Why it remains a longseller
The ADXL1002 has been in the Analog Devices catalog for years, yet demand persists because many factories and energy sites are still migrating from simple threshold alarms to richer vibration analytics. Once a refinery or steel plant standardizes on a sensor family, it usually keeps ordering the same part for replacements and expansions, which turns reliable devices into quiet classics in the industrial world.Analog Devices describes industrial vibration monitoring use cases that rely on accelerometers like the ADXL1002
Users appreciate that the ADXL1002 carries a specified operating temperature range suited to harsh environments, so it tolerates the heat around motors and the cold near outdoor equipment without losing calibration suddenly. Maintenance engineers often note in practical feedback that a sensor which “just keeps its scale” winter after winter saves debugging time in already busy shutdown periods.
Trade-offs and limitations
Of course the ADXL1002 is not the only choice in the Analog Devices lineup. Customers who need digital outputs or multi-axis sensing often look at siblings such as the ADXL1004 or digital MEMS offerings, which integrate more features but may bring extra complexity or slightly higher power draw. For systems with tight energy budgets or limited bandwidth, teams must weigh this added convenience against the simplicity of a single analog channel.

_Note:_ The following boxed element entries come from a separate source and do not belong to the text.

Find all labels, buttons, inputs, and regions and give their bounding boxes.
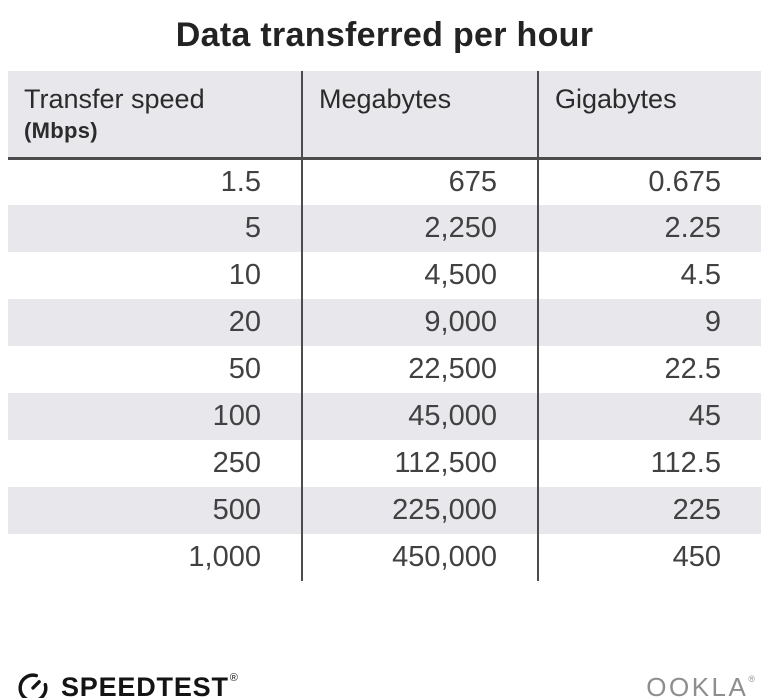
cell-megabytes: 112,500 bbox=[301, 440, 538, 487]
cell-gigabytes: 4.5 bbox=[537, 252, 761, 299]
cell-megabytes: 2,250 bbox=[301, 205, 538, 252]
cell-gigabytes: 2.25 bbox=[537, 205, 761, 252]
col-header-label: Megabytes bbox=[319, 84, 452, 114]
ookla-logo: OOKLA ® bbox=[646, 672, 755, 698]
col-header-gigabytes: Gigabytes bbox=[537, 71, 761, 160]
cell-gigabytes: 45 bbox=[537, 393, 761, 440]
cell-gigabytes: 450 bbox=[537, 534, 761, 581]
col-header-label: Transfer speed bbox=[24, 84, 205, 114]
table-row: 1.5 675 0.675 bbox=[8, 158, 761, 205]
cell-gigabytes: 9 bbox=[537, 299, 761, 346]
cell-megabytes: 9,000 bbox=[301, 299, 538, 346]
speedometer-gauge-icon bbox=[18, 673, 48, 698]
table-header-row: Transfer speed (Mbps) Megabytes Gigabyte… bbox=[8, 71, 761, 160]
cell-gigabytes: 22.5 bbox=[537, 346, 761, 393]
table-row: 5 2,250 2.25 bbox=[8, 205, 761, 252]
table-row: 500 225,000 225 bbox=[8, 487, 761, 534]
ookla-wordmark: OOKLA bbox=[646, 672, 749, 698]
cell-speed: 50 bbox=[8, 346, 302, 393]
cell-megabytes: 45,000 bbox=[301, 393, 538, 440]
speedtest-logo: SPEEDTEST ® bbox=[14, 668, 238, 698]
table-row: 100 45,000 45 bbox=[8, 393, 761, 440]
cell-speed: 5 bbox=[8, 205, 302, 252]
cell-speed: 1,000 bbox=[8, 534, 302, 581]
registered-trademark-symbol: ® bbox=[229, 672, 238, 684]
cell-speed: 500 bbox=[8, 487, 302, 534]
cell-megabytes: 22,500 bbox=[301, 346, 538, 393]
table-row: 20 9,000 9 bbox=[8, 299, 761, 346]
cell-gigabytes: 0.675 bbox=[537, 158, 761, 205]
cell-megabytes: 450,000 bbox=[301, 534, 538, 581]
cell-speed: 1.5 bbox=[8, 158, 302, 205]
table-row: 50 22,500 22.5 bbox=[8, 346, 761, 393]
infographic-page: Data transferred per hour Transfer speed… bbox=[0, 15, 769, 698]
cell-megabytes: 4,500 bbox=[301, 252, 538, 299]
cell-speed: 20 bbox=[8, 299, 302, 346]
cell-megabytes: 225,000 bbox=[301, 487, 538, 534]
table-row: 10 4,500 4.5 bbox=[8, 252, 761, 299]
cell-gigabytes: 112.5 bbox=[537, 440, 761, 487]
page-title: Data transferred per hour bbox=[175, 16, 594, 54]
col-header-label: Gigabytes bbox=[555, 84, 677, 114]
table-row: 250 112,500 112.5 bbox=[8, 440, 761, 487]
speedtest-wordmark: SPEEDTEST bbox=[61, 671, 229, 698]
col-header-transfer-speed: Transfer speed (Mbps) bbox=[8, 71, 302, 160]
table-row: 1,000 450,000 450 bbox=[8, 534, 761, 581]
registered-trademark-symbol: ® bbox=[748, 674, 755, 684]
data-table: Transfer speed (Mbps) Megabytes Gigabyte… bbox=[8, 71, 761, 581]
cell-megabytes: 675 bbox=[301, 158, 538, 205]
col-header-unit: (Mbps) bbox=[24, 118, 98, 143]
cell-speed: 100 bbox=[8, 393, 302, 440]
col-header-megabytes: Megabytes bbox=[301, 71, 538, 160]
cell-gigabytes: 225 bbox=[537, 487, 761, 534]
cell-speed: 250 bbox=[8, 440, 302, 487]
cell-speed: 10 bbox=[8, 252, 302, 299]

The ADXL1002’s focus on a single axis also means designers should be deliberate about mounting orientation. If a pump or gearbox suffers complex three-dimensional vibration, an array of sensors or a different multi-axis device may be more informative. In practice, though, many rotating machines have a dominant vibration direction, so instrumenting that axis well is often enough for early fault detection.
Company context and shares
Analog Devices has built its reputation on precision analog and mixed-signal components that quietly sit at the heart of industrial, automotive and communications systems worldwide. From MEMS accelerometers like the ADXL1002 to converters and power chips for AI data centers, its catalog stretches across thousands of part numbers aimed at engineers rather than end consumers.
Bottom line, Analog Devices shares (ISIN US0326541051) trade on Nasdaq in US dollars, and long-running product families such as the ADXL1002 help underpin the recurring revenue that investors track in the company’s quarterly reports.
Key facts on the ADXL1002
- Product: ADXL1002 MEMS accelerometer
- Manufacturer: Analog Devices Inc.
- Category: Classic industrial sensor / longseller
- Launch: Introduced in the mid-2010s as part of Analog Devices’ high-bandwidth MEMS accelerometer family
- RRP / Price: Typically listed by distributors around the tens of US dollars per unit for small quantities, with volume pricing negotiated for industrial fleets
- Availability: Global distribution via electronics distributors and direct sales, with strong presence in North American, European and Asian industrial markets
- Target group: Industrial maintenance teams, equipment OEMs and system integrators building vibration monitoring and predictive maintenance solutions
- Highlight / USP: High-bandwidth, low-noise MEMS accelerometer with a robust ±50 g range for harsh environments and straightforward analog integration
This article was AI-assisted and editorially reviewed. Product information without guarantee; prices and availability may change at short notice. No investment advice, no buy or sell recommendation. Stock-market transactions involve risks up to total loss.